The 1983 abortion amendment to the Constitution made it "absolutely clear" that the mother of a child is the pregnant woman who gave birth to the child, a High Court case on surrogacy and motherhood was told this morning.
Mary O'Toole SC, counsel for the State, said the common law principle mater semper certa est - motherhood is always certain - was imported into the Constitution in 1983 via Article 40.3.3.
She said the legislature could allow for the transfer of maternal rights but the mother must always be the birth mother.
"There is no other basis for motherhood," she said.
Ms O’Toole was making closing submissions in a landmark case challenging the refusal of the State to allow the genetic mother of twins born to a surrogate mother to be listed as the children’s mother on their birth certificates.
The applicants sought a declaration from the court on behalf of the twins and their genetic parents that the genetic parents are the legal parents of the twins. At present, the surrogate mother, their aunt, is their legal parent. She is the sister of the genetic mother in the case, and is not objecting to the couple’s application.
Mr Justice Henry Abbott suggested that Art 40.3.3 did not set out to define motherhood. “Whatever else was debated during that referendum, this wasn’t part of the debate,” he said.

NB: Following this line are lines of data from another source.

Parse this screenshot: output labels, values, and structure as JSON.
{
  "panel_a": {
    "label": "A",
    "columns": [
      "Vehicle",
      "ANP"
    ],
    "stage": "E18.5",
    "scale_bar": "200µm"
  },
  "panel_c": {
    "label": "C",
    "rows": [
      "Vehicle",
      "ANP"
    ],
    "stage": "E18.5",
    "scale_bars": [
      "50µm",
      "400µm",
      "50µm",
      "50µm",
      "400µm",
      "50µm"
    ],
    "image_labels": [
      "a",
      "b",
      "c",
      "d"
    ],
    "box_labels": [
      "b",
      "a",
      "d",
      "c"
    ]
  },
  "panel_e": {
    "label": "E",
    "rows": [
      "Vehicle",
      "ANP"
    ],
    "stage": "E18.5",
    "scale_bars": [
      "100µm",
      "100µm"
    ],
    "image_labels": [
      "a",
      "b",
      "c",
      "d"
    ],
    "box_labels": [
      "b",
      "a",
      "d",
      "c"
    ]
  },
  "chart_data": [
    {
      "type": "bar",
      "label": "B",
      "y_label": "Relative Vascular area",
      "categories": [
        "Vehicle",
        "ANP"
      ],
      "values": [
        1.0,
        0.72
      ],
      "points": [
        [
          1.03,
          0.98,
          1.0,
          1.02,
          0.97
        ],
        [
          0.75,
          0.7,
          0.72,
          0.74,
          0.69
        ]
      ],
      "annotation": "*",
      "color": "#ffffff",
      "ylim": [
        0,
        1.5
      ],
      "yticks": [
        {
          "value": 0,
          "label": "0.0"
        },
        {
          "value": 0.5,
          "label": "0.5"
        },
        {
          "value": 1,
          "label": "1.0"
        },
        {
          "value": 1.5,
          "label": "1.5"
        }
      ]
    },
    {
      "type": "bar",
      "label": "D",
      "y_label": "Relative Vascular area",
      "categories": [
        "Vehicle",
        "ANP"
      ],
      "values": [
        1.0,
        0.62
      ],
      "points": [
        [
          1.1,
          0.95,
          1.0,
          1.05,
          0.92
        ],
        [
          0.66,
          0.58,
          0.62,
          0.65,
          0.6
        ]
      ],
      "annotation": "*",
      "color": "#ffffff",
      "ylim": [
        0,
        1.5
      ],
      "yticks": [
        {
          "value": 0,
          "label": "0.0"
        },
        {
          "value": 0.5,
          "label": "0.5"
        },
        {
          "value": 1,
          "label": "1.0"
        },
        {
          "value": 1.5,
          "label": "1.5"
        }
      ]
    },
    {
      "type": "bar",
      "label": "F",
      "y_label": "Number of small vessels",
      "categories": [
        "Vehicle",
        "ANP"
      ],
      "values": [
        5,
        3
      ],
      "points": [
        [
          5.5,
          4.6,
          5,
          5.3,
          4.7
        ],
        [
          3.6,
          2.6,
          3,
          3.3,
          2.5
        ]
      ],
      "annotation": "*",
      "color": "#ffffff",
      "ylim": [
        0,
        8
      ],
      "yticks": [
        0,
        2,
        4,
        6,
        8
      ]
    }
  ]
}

Ms O’Toole said it nevertheless had defined motherhood. This was an “unavoidable and inescapable premise” the court had to follow.
She also argued that genetic connections alone between children and their parents had not been given “huge significance” in case law and did not give a “presumptive right” to genetic fathers to have guardianship of their children.
The judge also asked counsel if there was legislation in train to deal with the matter. Ms O'Toole said it was in the programme for government, but Mr Justice Abbott said this was only of "theoretical comfort".